Just after President Joe Biden’s remarks on October’s falling unemployment numbers on November 5, the hashtag #ThankYouBrandon briefly was the Number 1 trending topic on Twitter in the US. Supporters of the President used the label to salute the positive results for the Administration in the labor market.

But who is Brandon?

The answer opens up the phenomenon of politics and social media in 21st-century America — and how the “vital center” in the US, let alone Biden’s backers, will struggle to break the grip of right-wing attack activists.

Uttering the F-Word

On October 2, Brandon Brown won NASCAR’s Talladega 500. It was a breakthrough first victory for the 28 year-old driver in stock car racing’s premier competition.

But few will remember that feat. Instead, the event took on new significance when NBC TV’s Kelli Stavast, interviewing Brown, told viewers that the crowd was chanting, “Let’s Go Brandon”.

In fact, they were shouting, “F*** Joe Biden”.

Anti-Biden chants are a feature at conservative rallies. They spread to NASCAR’s races, college football games, and concerts through the summer and autumn, with widespread support on social media. Hashtags of the phrase and acronyms such as #FJB or #FJBMovement are widespread in the comment sections of far-right political commentators and conservative media platforms.

But the insult needed a boost from Brandon.

In a country so careful with its use of the F-word, “F*** Joe Biden” was bound to be limited in its reach. The phrase might be shouted at venues such as football stadia and race tracks, where chants, trash-talking, swearing, and insults are commonplace in the stands. It is a far different matter to bring the vulgarity into the commonplace of daily life. Even with Donald Trump shifting the window of acceptable language, the phrase could only be embraced openly by the hard-right fringe of the political sphere.

Stavast’s faulty hearing and enthusiastic “Let’s Go Brandon” offered the necessary disguise. Now opponents of the President had their rallying F-word cry. They could cast the mainstream media as the real miscreants, claiming that “Fake News” had censored their phrase to protect Biden and the “elite”. At the same time, they could repackage their attacks with a new, visceral slogan, setting aside issues for invective.

A Coalition of the Vulgar

Over the next seven weeks, “Let’s Go Brandon” has been everywhere. In sporting venues, it reached all the way to baseball’s World Series. Rapper Bryson Gray’s “Let’s Go Brandon” song was No.1 on iTunes in the US throughout the last week of October, with 3 other versions of the song appearing in the top 10. There is a viral video of a crowd in a Texas church, in a rally of the “Rewakening America” movement, being egged on by an on-stage speaker to shout the phrase.

The journey to acceptability has reached Capitol Hill. Republican Rep. Jeff Duncan of South Carolina, wore a “Let’s Go Brandon” mask on the House floor, posting a selfie on Instagram. Republican Rep. Bill Posey of Florida signed off an October 21 speech to the House with the phrase. GOP Rep. Lauren Boebert of Colorado, a supporter of the QAnon conspiracy movement, was photographed with Donald Trump and other prominent Republican figures at an America First gala at Trump’s Mar-a-Lago resort on November 4. Her red dress featured a large white “Let’s Go Brandon” inscription.

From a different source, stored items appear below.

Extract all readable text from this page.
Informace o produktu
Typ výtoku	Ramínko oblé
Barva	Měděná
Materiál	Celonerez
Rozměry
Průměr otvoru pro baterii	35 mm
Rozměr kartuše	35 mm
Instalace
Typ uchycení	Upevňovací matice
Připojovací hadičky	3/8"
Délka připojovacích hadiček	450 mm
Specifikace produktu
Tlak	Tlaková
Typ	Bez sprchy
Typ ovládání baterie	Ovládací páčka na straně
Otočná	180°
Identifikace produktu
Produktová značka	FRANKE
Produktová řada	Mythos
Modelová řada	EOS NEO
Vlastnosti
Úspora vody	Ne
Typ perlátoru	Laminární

So the three words have united a broad coalition of Trump supporters, mobilizing his disinformation about the 2020 “stolen election”; Coronavirus conspiracy theorists; political conservatives rejecting Biden’s politics and the man himself; far-right activists; excited sports fans; and online trolls. The coded phrase has democratized this rejection of the President, and eroded respect for the office, by granting political and social acceptability to vulgarity.

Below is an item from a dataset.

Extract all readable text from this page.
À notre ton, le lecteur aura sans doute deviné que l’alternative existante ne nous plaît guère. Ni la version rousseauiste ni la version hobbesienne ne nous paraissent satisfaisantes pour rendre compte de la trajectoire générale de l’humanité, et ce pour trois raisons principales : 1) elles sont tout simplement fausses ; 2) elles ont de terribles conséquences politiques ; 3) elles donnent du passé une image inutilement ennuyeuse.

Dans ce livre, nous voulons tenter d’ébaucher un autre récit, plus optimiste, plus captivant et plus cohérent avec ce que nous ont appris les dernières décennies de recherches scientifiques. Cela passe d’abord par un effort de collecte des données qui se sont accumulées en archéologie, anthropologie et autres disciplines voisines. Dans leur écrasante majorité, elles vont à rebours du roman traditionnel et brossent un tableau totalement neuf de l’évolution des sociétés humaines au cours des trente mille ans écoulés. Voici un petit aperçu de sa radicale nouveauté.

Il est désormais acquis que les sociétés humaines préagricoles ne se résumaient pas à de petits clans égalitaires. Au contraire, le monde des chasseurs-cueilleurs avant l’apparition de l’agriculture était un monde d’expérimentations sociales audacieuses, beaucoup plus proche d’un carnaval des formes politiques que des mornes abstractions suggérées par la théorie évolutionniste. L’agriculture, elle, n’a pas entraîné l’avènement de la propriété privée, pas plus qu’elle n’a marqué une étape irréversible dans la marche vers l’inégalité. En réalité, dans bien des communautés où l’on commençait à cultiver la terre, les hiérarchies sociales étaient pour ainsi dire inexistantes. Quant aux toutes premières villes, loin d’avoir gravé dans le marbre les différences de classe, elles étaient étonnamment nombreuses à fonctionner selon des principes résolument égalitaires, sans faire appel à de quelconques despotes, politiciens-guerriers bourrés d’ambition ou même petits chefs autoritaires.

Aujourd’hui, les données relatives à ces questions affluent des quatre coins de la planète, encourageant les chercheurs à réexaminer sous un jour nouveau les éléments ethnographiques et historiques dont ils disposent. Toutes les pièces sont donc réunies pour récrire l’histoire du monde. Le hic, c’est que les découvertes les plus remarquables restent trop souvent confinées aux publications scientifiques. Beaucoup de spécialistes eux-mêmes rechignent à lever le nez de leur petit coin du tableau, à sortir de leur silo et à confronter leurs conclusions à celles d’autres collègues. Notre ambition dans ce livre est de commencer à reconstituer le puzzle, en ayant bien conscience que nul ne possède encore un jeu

“Thank You” Loses Out to “F-You”

With #ThankYouBrandon, Biden’s online supporters tried to rally by appropriating the label and converting insult into endorsement.

They may have won a symbolic victory with the ploy, but it was fleeting. A few hours after reaching the top of Twitter’s trends, the hashtag was gone altogether. The messages of gratitude for Biden, and of the positive economic news, were buried under the latest hashtags organizing commentary.

One of those hashtags was #LetsGoBrandon. For the lesson of bringing the vulgar into the mainstream is not just of social media. In social spaces, from the racetrack to the town hall to the church, large groups of Americans are more than happy to redefine their communities.

Four days after his NASCAR victory, Brandon Brown tried to reappropriate the phrase with his name, defusing the political antagonism.

But whereas he led at the checkered flag at Talladega, the “other Brandon’s” had already left him — and “us” — behind.